13. Bölüm- Yeşil Teori
Çevre sorunları geleneksel uluslararası ilişkiler yaklaşımında temel sorunlardan biri olarak algılanmamıştır. 1980’ler sonrası etkin hale gelmeye başlayan eleştirel teorilerle birlikte bu durum değişmeye başlamıştır. Neo-liberal kuramsalcılar tarafından ele alınan low politics konular arasında kendisine yer bulan yeşil teori, bu dönemden sonra görünür hale gelmiştir. Özünde realizmde yer alan high plitics- low poltics ayrımına bir eleştiriyken, ilerleyen yıllarda çevre konularına daha fazla dikkat çekilmesine yaramıştır. Yeşil teori, gücün merkezileştirilmesini eleştirir. Küresel düzlemde yerelciliği desteklerken, tek tip kimlik oluşturulmasına karşı çıkar. Post-yapısalcılıktan farklı olarak modernite fikrine sıkı sıkıya bağlıdır.
Çevre sorunlarına uluslararası kaygının artması 1972’de BM dâhilinde bir çevre örgütünün (UNEP) kurulmasına ve farkındalığın artmasına dayanır. 1997 yılında imzaya açılan Kyoto Protokolü ile sera gazı salınımının düşürülmesi ve denetlenmesine yönelik önemli yaptırımlar gündeme gelmiştir. ABD ve Kanada’nın imzalamadığı bu çevre antlaşması 2005 yılında Türkiye tarafından imzalanmıştır. Ne var ki Türkiye, imzalama nedeni olarak AB müktesebatına uyum ve modern devlet olma sorumluluğu anlayışını ileri sürerek esasında ekolojik kaygılardan ziyade ulusal çıkar kaygısında olduğunu hissettirmiştir.
Ana akım teorilerin çevreye yaklaşımları, yeşil teori tarafından bazı nedenlerle eleştirilmektedir.

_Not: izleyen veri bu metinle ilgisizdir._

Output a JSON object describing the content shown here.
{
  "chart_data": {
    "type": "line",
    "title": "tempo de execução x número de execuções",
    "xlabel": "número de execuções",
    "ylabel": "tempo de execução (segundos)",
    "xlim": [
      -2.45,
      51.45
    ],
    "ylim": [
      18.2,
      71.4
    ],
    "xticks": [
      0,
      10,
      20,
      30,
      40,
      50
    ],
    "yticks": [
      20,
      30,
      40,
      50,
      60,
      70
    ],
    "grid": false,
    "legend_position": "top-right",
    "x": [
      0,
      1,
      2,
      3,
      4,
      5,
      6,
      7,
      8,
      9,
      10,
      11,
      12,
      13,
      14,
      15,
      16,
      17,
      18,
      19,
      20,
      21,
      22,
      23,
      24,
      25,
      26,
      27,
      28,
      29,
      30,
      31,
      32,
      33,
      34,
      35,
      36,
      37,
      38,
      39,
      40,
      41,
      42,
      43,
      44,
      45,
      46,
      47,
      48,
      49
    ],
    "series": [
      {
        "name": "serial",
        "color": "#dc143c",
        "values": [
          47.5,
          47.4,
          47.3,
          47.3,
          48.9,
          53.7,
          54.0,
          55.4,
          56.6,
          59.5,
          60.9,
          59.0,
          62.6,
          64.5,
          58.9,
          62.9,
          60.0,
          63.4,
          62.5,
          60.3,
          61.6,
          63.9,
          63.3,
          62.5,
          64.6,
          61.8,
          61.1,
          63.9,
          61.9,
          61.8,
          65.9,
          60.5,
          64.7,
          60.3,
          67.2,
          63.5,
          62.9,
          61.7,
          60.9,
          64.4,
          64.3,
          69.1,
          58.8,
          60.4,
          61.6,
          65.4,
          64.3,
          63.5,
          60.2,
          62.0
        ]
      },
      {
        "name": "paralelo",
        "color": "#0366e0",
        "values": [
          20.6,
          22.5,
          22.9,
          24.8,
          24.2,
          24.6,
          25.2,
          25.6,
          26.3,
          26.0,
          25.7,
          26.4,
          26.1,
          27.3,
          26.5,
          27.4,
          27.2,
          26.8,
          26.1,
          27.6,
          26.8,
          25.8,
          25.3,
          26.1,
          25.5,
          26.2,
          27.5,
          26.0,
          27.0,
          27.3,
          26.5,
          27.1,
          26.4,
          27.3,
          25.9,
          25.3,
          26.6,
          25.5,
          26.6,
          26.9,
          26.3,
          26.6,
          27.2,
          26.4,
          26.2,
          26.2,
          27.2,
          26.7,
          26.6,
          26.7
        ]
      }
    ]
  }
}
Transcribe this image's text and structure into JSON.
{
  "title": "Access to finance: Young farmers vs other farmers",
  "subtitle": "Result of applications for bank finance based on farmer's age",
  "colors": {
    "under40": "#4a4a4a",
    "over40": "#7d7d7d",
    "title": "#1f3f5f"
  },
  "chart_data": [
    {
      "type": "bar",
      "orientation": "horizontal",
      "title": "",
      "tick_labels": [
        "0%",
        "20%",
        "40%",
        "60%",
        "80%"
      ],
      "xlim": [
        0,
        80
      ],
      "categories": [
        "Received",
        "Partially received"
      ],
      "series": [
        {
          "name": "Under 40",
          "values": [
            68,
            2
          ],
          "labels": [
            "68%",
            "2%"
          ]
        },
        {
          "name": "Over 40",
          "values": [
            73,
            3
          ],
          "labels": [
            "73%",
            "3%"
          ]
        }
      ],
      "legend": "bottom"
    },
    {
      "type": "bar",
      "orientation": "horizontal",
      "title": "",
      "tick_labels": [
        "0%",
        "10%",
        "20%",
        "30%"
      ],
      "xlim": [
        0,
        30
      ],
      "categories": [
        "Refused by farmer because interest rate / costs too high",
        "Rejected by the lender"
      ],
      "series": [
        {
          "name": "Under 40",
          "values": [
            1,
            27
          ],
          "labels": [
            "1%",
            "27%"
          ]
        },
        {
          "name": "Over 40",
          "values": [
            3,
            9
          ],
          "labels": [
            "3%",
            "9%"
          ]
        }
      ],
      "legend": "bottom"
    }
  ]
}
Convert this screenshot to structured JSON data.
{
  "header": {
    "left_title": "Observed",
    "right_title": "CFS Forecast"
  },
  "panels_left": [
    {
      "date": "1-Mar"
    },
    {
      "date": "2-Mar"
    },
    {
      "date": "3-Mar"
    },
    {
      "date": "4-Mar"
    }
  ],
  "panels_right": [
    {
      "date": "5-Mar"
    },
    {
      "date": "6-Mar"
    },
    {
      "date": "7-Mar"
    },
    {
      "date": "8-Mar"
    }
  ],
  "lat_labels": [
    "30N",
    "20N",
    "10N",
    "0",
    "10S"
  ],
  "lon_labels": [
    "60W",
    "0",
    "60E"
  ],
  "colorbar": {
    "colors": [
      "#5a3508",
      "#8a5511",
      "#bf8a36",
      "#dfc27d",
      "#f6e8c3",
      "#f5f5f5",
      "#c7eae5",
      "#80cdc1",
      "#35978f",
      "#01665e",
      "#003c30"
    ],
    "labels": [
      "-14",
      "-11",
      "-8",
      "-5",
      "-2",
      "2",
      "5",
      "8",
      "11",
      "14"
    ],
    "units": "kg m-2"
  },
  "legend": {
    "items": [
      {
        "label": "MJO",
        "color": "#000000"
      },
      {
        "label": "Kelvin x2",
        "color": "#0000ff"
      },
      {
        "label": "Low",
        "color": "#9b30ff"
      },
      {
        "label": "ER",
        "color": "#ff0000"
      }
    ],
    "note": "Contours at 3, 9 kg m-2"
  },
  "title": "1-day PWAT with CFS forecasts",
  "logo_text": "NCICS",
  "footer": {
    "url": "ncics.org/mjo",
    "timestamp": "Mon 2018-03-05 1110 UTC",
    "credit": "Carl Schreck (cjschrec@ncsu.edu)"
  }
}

Realizme göre alçak politika konusu olan çevre sorunları, devleti tehdit etmediği sürece göz ardı edilebilir. Liberalizm ise çevre sorunlarını ekonomik performansa ve insan refahına vereceği zararlar üzerinden değerlendirdiği için eleştirilmiştir. Bunun haricinde bu sorunlara çözüm olarak rejimlere ve uluslararası örgütlere görev düştüğünü ileri sürmüştür. Oysa yeşil teorisyenler insan merkezli çevre anlayışı yerine, doğa merkezli çevre yaklaşımı mantığına sahiptirler. Buna göre insan-hayvan, insan-doğa ayrımı yapılmaz; bunun yerine ekolojik sistem bir bütün olarak ele alınır.
14. Bölüm- Özgün Teori İnşası
Özgün teori inşası temelde uluslararası ilişkiler disiplinin batı eksenli olduğu bu nedenle de tüm dünyaya genellenemeyeceği varsayımına dayanır. Buna göre mevcut bilimsel altyapı sadece batılı ve güçlü devletlerarasındaki ilişkileri ele alır bir durumdadır. Öte yandan tartışmaya konu olan teorileri evrenselleştirme iddiası, bazı düşünürlerin yerele özgü yaklaşımlar geliştirmesiyle farklı bir boyuta taşınmıştır. Bunların bazıları ana akım teorilerin özgün yorumlarıyken, bazıları da tamamen özgün olma çabasındadırlar.
Ana akım teorilere yöneltilen ilk eleştiri güvenlik çalışmalarından gelmiştir. 1945 sonrası ABD’nin küresel liderlik konumuna yükselmesi ve Sovyetlerin meydan okumasıyla realizmin etkinlik alanını geliştirmesi ve disipline ABD’nin hâkim konuma gelmesinden kaynaklanır. Batı dışı ülkelerin göz ardı edilmesine en önemli örnek Ofuho’dan gelmektedir. Ona göre 1990’larda Afrika’da Büyük Göller Bölgesinde gerçekleşen savaş, Avrupa’da gerçekleşmiş olsaydı üçüncü dünya savaşı olarak kabul edilir ve hakkında teoriler geliştirilirdi.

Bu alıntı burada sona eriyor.